At the time there was a young blacksmith in Utica, who had applied for a position as a driver on the new line. It was soon found he had a great knowledge of horses, and that, with his lively and energetic manner, won for him the privilege of selection his horses and coach from all that were to be placed on the line; and as he had the best outfit, he was elected to drive out of Utica the first stage on the new opposition line, which was a great event in this days and was witnessed by a crowd of interested spectators.
These pages may be of value to some young men who have life before them and no definite aim yet decided upon, to watch he carer of this young coachman and emulate his example; for none could commence life nearer to zero than he. All the regular instruction he ever had in school was gained in one winter term in a district school, and after spending five years to learn the blacksmith's trade he started out in the world to seek his fortune with a capital of only eight cents.
Thus the old stage-coach whirls along, up hill and down, through dark forests miles in extent, passing over tedious corduroy roads, then where cultivated fields line the roadside, with here and there humble dwellings, the homes of people who were living in quiet simplicity, never dreaming of the comforts and improvements of the present day.
I always felt the greatest sympathy for this hardy class of people who endured great toil and hardships in clearing the forests away and preparing the soil for cultivated fields of waving grain.
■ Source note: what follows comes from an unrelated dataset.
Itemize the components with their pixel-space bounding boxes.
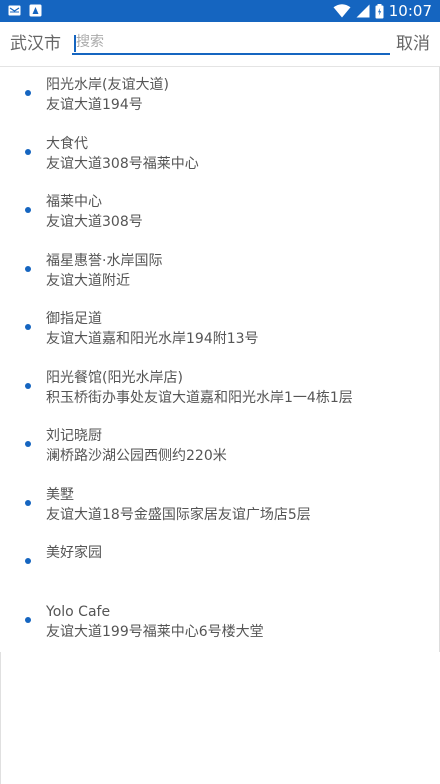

They seem to have been martyrs who wore their lives away in hard labor, that the next generation might enjoy the results.
This young stage-driver the we have been describing, encountered nowhere between Syracuse and Utica a worse piece of road, or a more dismal prospect, than that between the hills on the eastern boundaries of the town and the Syracuse House. Every foot of the road-bed was ma de by laying logs close together through the swamp. Pools of water lined the sides of the road where Fayette Park is located, and had a team of horses stepped off this road-bed of logs they would have mired in the swamp and probably never regained the road.
The approach from the east to the Syracuse House at that time was most unfavorable for a display of the stage-driver's skill. When within a mile of their stage-house where horses were changed, it was customary for the drivers to blow a horn to announce their arrival, and constant practice with this simple, straight tin horn enabled some drivers to produce as much music out of it as from a key-bugle.
At the first blast of the horn the weary, tired horses knew that their journey was ended, and taught by their drivers to make a display as they approached their stopping place, would quicken their steps until within a few rods of the house when they would spring into a gallop and, guided to the oppose side of the street, would cut a circle with the utmost precision as they whirled up to the door of the Syracuse House.